I am one of four children. Both of my parents were teachers and then school principals.  Three of us started our working lives as teachers. We all fell into teaching rather than actively chose it. There were a variety of reasons for this but much of it had to do with it being what was available. It was an alternative to university when we could not afford to go to university.  It was what our parents did and what we knew about.

But we did not last in teaching. I had always wanted to be a writer or "something to do with languages" even though I had never had the opportunity to study a modern language. I would have accepted being a librarian or an archaeologist but they required university degrees. Teaching was not something I was passionate about. It was simply something I could do.  I worked my way through teacher training college as a "junior housemistress" in a boarding school. My siblings got bonded state scholarships. Brother Cat ended up in administration - running statewide programs to bring computer technology into all levels of education at the end. He did his degree part time. Middle Cat was fortunate and went to university under a fee free scheme and became a physiotherapist. Teacher training helped her teach her patients and she did some tutoring but it wasn't her real interest. The Black Cat never had any idea what she wanted to do and has had about twenty different jobs over the years. All she ever knew was that she did not want to go teaching.

And, as I said, it was what our parents did. It is what we knew about. In the same way as so many of the boys in rural areas would "go back on to the farm" on leaving school. Their fathers were farmers so they went farming. I know other people whose parents were plumbers or electricians, nurses, librarians and more. They have gone into the same fields. This has not been out of any real interest or passionate desire but simply because they knew what the job was about and might even have had connections which got them the apprenticeship or into the nursing school or somewhere else. 

But do nine year old children really have any idea about these things? A very few might. I know of one paleontologist who knew what he wanted to do from a very early age. It has to be said though that he was supported and encouraged by his sensible and intelligent parents. They helped him make inquiries about how he could go about achieving his aim. 

Schools might be able to do that sort of thing - if they had the time and the resources. I think this is where they might continue to fail. The "end of year ten" is now considered to be too late. Children have to make decisions before that. They are "encouraged" to do certain things and "discouraged" from doing others. Maths and science take preference over the arts. I sometimes wonder what would have happened to my friend A...., a brilliant linguist. She interprets and translates at the highest level available. She has security clearances others could not even dream about but it hasn't been easy. She had an A level in Maths at thirteen but "it was just something I could do". Now I suspect she would have been "encouraged" to take up a career in that area instead of one that she has found challenging.

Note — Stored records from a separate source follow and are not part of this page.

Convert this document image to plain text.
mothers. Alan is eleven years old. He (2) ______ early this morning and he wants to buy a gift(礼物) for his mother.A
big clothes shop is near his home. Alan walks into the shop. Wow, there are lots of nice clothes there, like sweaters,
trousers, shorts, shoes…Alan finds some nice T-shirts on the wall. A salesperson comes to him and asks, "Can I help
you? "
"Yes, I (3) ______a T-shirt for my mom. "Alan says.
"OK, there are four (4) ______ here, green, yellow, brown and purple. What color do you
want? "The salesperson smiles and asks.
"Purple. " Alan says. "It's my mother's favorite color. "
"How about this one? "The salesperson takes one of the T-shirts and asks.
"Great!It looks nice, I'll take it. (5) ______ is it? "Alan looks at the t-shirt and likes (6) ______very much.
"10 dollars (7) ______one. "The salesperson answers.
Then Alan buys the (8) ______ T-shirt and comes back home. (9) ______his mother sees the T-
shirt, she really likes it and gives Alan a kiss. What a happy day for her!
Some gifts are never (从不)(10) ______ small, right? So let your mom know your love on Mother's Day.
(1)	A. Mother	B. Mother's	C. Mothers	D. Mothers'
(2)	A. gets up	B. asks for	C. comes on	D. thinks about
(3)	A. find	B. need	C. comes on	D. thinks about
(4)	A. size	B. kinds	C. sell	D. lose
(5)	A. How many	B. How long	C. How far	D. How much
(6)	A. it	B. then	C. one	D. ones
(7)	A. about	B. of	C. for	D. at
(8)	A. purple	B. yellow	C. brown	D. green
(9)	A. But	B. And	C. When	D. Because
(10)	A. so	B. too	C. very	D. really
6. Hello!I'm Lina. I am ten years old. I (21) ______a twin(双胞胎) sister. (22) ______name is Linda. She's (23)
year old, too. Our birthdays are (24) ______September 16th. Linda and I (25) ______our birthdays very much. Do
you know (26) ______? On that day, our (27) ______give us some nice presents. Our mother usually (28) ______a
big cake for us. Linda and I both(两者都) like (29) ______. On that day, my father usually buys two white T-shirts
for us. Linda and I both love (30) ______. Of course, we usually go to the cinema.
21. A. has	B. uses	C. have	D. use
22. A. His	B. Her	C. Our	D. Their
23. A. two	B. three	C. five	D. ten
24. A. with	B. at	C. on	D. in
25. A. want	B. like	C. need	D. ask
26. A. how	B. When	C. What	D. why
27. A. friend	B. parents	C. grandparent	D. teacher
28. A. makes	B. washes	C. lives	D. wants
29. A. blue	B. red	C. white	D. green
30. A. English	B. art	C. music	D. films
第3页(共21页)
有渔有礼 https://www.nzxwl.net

If we are going to give "careers guidance" to nine year old children then I think it has to be of the type which says "all these things are possible" and "don't limit yourself". Sadly I think it is more likely to be of the type  "we need X.... and you are good at this so this is what you should aim for". Surely we can wait at least until secondary school?


Holly said...

Age 9? Good grief, most children at that age have little to no sense of complete self identity, much less should be forced to chose what they want to do for the rest of their lives? It feels like a return to Victorian times!

And when you looks at many of today's adults, most are not in the same career as they chose when teens, much less prior to age 10. Unlike when I went through school, most individuals will not work for the same employer for 40 years.

Here in the US - the push is for university/college. Fields that should not require that kind of education level have been changed so as to require it. We don't have decent trade schools or hands-on apprenticeship tracks. And, no surprise, we have to import almost all of the skilled labor (carpenters, plumbers, electricians, tlle-layers, etc).

I see the formal training programs in Europe where students can go that direction at age 16... (but, in fact, the decision is probably made earlier when the division after grade 4 sends children to different schools.) So, if Australia is using the Europe model, they need to watch carefully as not all decisions are made correctly. Late bloomers are a fact, and not all decisions should be made at age 9-10 which will affect a person for the rest of their life...

Allison said...

At age 9 I wanted to be a teacher. (Every female in my family was a teacher with the exception of my mother who was a biology major and worked a couple jobs in that field.) It wasn't until I had had multiple many babysitting jobs that I realized I didn't care much for other people's children and for sure didn't want to be trapped in classrooms with 30 of them for the rest of my life. I eventually ended in the computer field (which didn't/hardly existed when I was nine).